Salgın Krizi Döneminde Ebeveynlik

14 Nisan 2020 - 11:43


Alışılmışın dışına çıkmak tedirgin edicidir. Olağanüstü yaşam olaylarında da bu geçerlidir. Dünyamızı etkileyen bu salgın gibi.. Travmatik etkilerinin olduğu küresel bir salgınla karşı karşıyayız.
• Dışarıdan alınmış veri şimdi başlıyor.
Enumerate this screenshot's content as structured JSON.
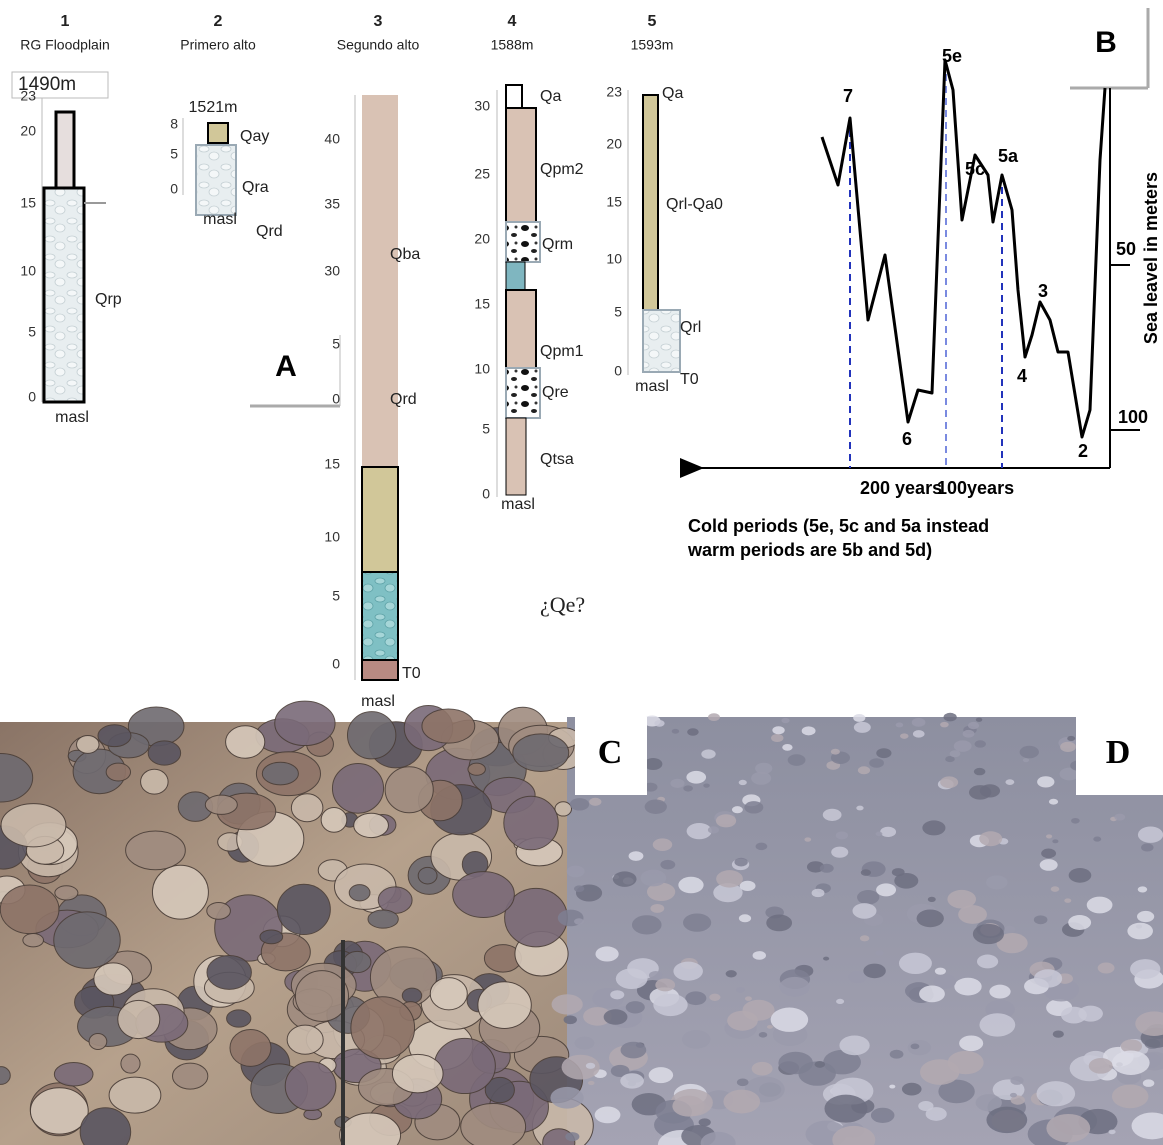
{
  "panels": {
    "a": "A",
    "b": "B",
    "c": "C",
    "d": "D"
  },
  "columns": [
    {
      "number": "1",
      "name": "RG Floodplain",
      "elevation": "1490m",
      "ticks": [
        "23",
        "20",
        "15",
        "10",
        "5",
        "0"
      ],
      "units": [
        "Qrp"
      ],
      "datum": "masl"
    },
    {
      "number": "2",
      "name": "Primero alto",
      "elevation": "1521m",
      "ticks": [
        "8",
        "5",
        "0"
      ],
      "units": [
        "Qay",
        "Qra",
        "Qrd"
      ],
      "datum": "masl"
    },
    {
      "number": "3",
      "name": "Segundo alto",
      "ticks": [
        "40",
        "35",
        "30",
        "5",
        "0",
        "15",
        "10",
        "5",
        "0"
      ],
      "units": [
        "Qba",
        "Qrd",
        "T0"
      ],
      "datum": "masl"
    },
    {
      "number": "4",
      "name": "1588m",
      "ticks": [
        "30",
        "25",
        "20",
        "15",
        "10",
        "5",
        "0"
      ],
      "units": [
        "Qa",
        "Qpm2",
        "Qrm",
        "Qpm1",
        "Qre",
        "Qtsa"
      ],
      "datum": "masl"
    },
    {
      "number": "5",
      "name": "1593m",
      "ticks": [
        "23",
        "20",
        "15",
        "10",
        "5",
        "0"
      ],
      "units": [
        "Qa",
        "Qrl-Qa0",
        "Qrl",
        "T0"
      ],
      "datum": "masl"
    }
  ],
  "query": "¿Qe?",
  "sea_level": {
    "stage_labels": [
      "7",
      "5e",
      "5c",
      "5a",
      "6",
      "4",
      "3",
      "2"
    ],
    "x_labels": [
      "200 years",
      "100years"
    ],
    "y_labels": [
      "50",
      "100"
    ],
    "axis_title": "Sea leavel in meters",
    "caption": [
      "Cold periods (5e, 5c and 5a instead",
      "warm periods are 5b and 5d)"
    ]
  }
}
Rutinlerimizin bozulduğu bir dönemdeyiz. Öngöremediğimiz ve dengelerimizi bozan durumlarda çeşitli duygular yaşayabiliriz; korku, kaygı, üzüntü, öfke, şüphe, çaresizlik, umutsuzluk.. Olağanüstü koşullar altında verilen normal duygusal tepkilerdir bunlar. Etrafınızda bu durumu inkar edenler görebilirsiniz, öfkeli söylemler, kaygılı konuşmalar, kendini yalnız hissedenler, bu sürecin ne zaman son bulacağını bilememenin getirdiği üzüntüyü taşıyanlar… Bunlar olabilir ve bu süreçte önemli olan sizin nasıl baş ettiğinizdir. Başkalarının yaptığına bakmak, onları yargılamak yerine ‘Ben kendim ve etrafımdaki insanların sağlığı için dikkat ediyorum’ diyebilmek.. Şu aşamada kendiniz ve aileniz için iyilik halinizi koruyacak ve dayanıklılığınızı arttıracak adımlar atmanız önemlidir. Baş etme becerilerinizi kullanarak, size iyi gelen şeylere daha çok zaman ayırarak, sevdiğiniz insanlarla etkileşimi sürdürerek, birbirinize anlayışla yaklaşarak ve umut etmeye devam ederek bu sürecin geçeceğini kabul edin. bugünü yaşamanız önemlidir. Kontrol edebileceğimiz tek şey aslında şu an yaptığımızdır.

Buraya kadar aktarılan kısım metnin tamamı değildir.